Speaker
Description
Thermographic monitoring is increasingly used to supervise welding, yet robust in-process quality assessment remains challenging because thermal signatures are highly dynamic and depend on interacting physical factors such as heat input, surface condition, emissivity variation, reflections, shielding, and viewing geometry. This paper presents an anomaly-detection workflow for infrared thermography (IRT) sequences recorded during TIG (Tungsten Inert Gas) welding. The goal is to detect atypical thermal behaviour early enough to support operator feedback, reduce scrap, and complement conventional post-process inspection.
A controlled experimental campaign was conducted in which a radiometric infrared camera observed the weld pool and adjacent heat-affected zone during bead-on-plate welding under diverse but representative operating conditions. Multiple materials and parameter settings were deliberately explored to capture natural variability of nominal runs as well as the types of transient disturbances that can appear during arc welding. Each thermographic recording was linked to the corresponding specimen and process metadata to ensure traceability between infrared data and the physical outcome.
The proposed pipeline begins with conversion of the radiometric stream into calibrated temperature maps and selection of a region of interest around the arc–pool area to suppress background effects. Normalization and temporal alignment are applied to make learning less sensitive to changes in absolute temperature level and to highlight structural thermal patterns.
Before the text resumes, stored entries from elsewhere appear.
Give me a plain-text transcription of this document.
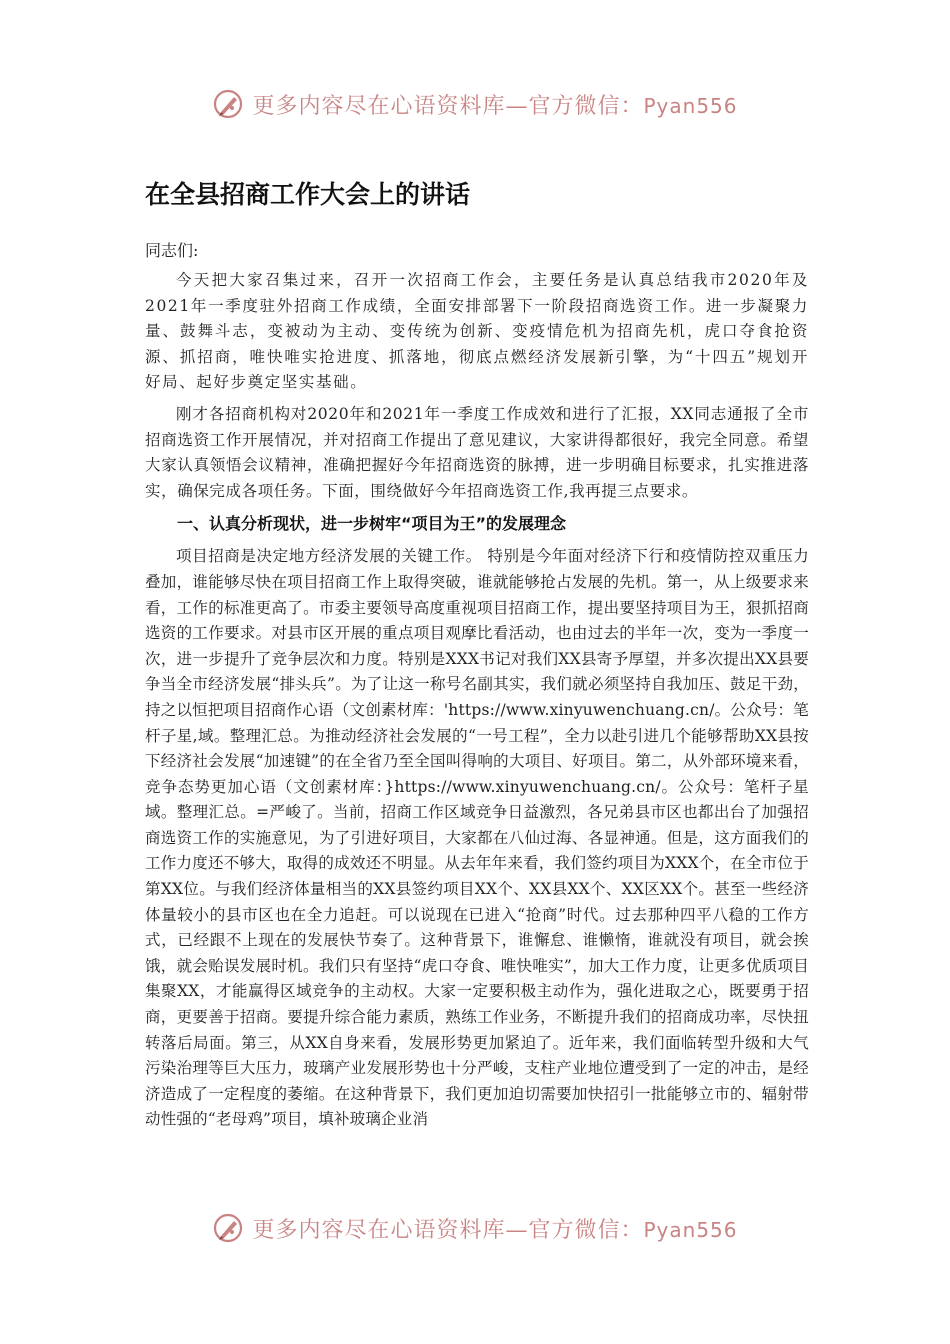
更多内容尽在心语资料库—官方微信：Pyan556
在全县招商工作大会上的讲话
同志们:

今天把大家召集过来，召开一次招商工作会，主要任务是认真总结我市2020年及2021年一季度驻外招商工作成绩，全面安排部署下一阶段招商选资工作。进一步凝聚力量、鼓舞斗志，变被动为主动、变传统为创新、变疫情危机为招商先机，虎口夺食抢资源、抓招商，唯快唯实抢进度、抓落地，彻底点燃经济发展新引擎，为“十四五”规划开好局、起好步奠定坚实基础。

刚才各招商机构对2020年和2021年一季度工作成效和进行了汇报，XX同志通报了全市招商选资工作开展情况，并对招商工作提出了意见建议，大家讲得都很好，我完全同意。希望大家认真领悟会议精神，准确把握好今年招商选资的脉搏，进一步明确目标要求，扎实推进落实，确保完成各项任务。下面，围绕做好今年招商选资工作,我再提三点要求。

一、认真分析现状，进一步树牢“项目为王”的发展理念

项目招商是决定地方经济发展的关键工作。 特别是今年面对经济下行和疫情防控双重压力叠加，谁能够尽快在项目招商工作上取得突破，谁就能够抢占发展的先机。第一，从上级要求来看，工作的标准更高了。市委主要领导高度重视项目招商工作，提出要坚持项目为王，狠抓招商选资的工作要求。对县市区开展的重点项目观摩比看活动，也由过去的半年一次，变为一季度一次，进一步提升了竞争层次和力度。特别是XXX书记对我们XX县寄予厚望，并多次提出XX县要争当全市经济发展“排头兵”。为了让这一称号名副其实，我们就必须坚持自我加压、鼓足干劲，持之以恒把项目招商作心语（文创素材库：'https://www.xinyuwenchuang.cn/。公众号：笔杆子星,域。整理汇总。为推动经济社会发展的“一号工程”，全力以赴引进几个能够帮助XX县按下经济社会发展“加速键”的在全省乃至全国叫得响的大项目、好项目。第二，从外部环境来看，竞争态势更加心语（文创素材库：}https://www.xinyuwenchuang.cn/。公众号：笔杆子星域。整理汇总。=严峻了。当前，招商工作区域竞争日益激烈，各兄弟县市区也都出台了加强招商选资工作的实施意见，为了引进好项目，大家都在八仙过海、各显神通。但是，这方面我们的工作力度还不够大，取得的成效还不明显。从去年年来看，我们签约项目为XXX个，在全市位于第XX位。与我们经济体量相当的XX县签约项目XX个、XX县XX个、XX区XX个。甚至一些经济体量较小的县市区也在全力追赶。可以说现在已进入“抢商”时代。过去那种四平八稳的工作方式，已经跟不上现在的发展快节奏了。这种背景下，谁懈怠、谁懒惰，谁就没有项目，就会挨饿，就会贻误发展时机。我们只有坚持“虎口夺食、唯快唯实”，加大工作力度，让更多优质项目集聚XX，才能赢得区域竞争的主动权。大家一定要积极主动作为，强化进取之心，既要勇于招商，更要善于招商。要提升综合能力素质，熟练工作业务，不断提升我们的招商成功率，尽快扭转落后局面。第三，从XX自身来看，发展形势更加紧迫了。近年来，我们面临转型升级和大气污染治理等巨大压力，玻璃产业发展形势也十分严峻，支柱产业地位遭受到了一定的冲击，是经济造成了一定程度的萎缩。在这种背景下，我们更加迫切需要加快招引一批能够立市的、辐射带动性强的“老母鸡”项目，填补玻璃企业消

更多内容尽在心语资料库—官方微信：Pyan556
Alongside deep learning, the method computes interpretable indicators that serve as baselines and diagnostics, including the evolution of average temperature within the region of interest, inter-frame temperature changes, and the relative extent of high-temperature zones obtained with adaptive thresholding. These descriptors help characterize typical behaviour, identify sudden perturbations, and support curation of nominal data for model training.
For anomalies detection, a convolutional autoencoder is trained exclusively on thermograms representing stable, acceptable process behaviour. The network learns a compact representation of expected spatial temperature distributions and reconstructs incoming frames. During inference, reconstruction error provides an anomaly score: frames that cannot be well reconstructed are treated as potentially abnormal. To reduce false alarms caused by benign variability or optical artifacts, a lightweight post-verification step examines additional image cues (for example, geometry- and edge-related features) to confirm the deviation and provide a coarse qualitative categorization of the event.
Results on the recorded sequences show that peaks in reconstruction error align with visible thermal irregularities and indications of unstable bead formation. By combining physics-informed preprocessing, transparent thermal indicators, and unsupervised deep learning, the workflow offers a practical route toward scalable IR-based supervision of TIG welding in settings where labelled defect data are limited.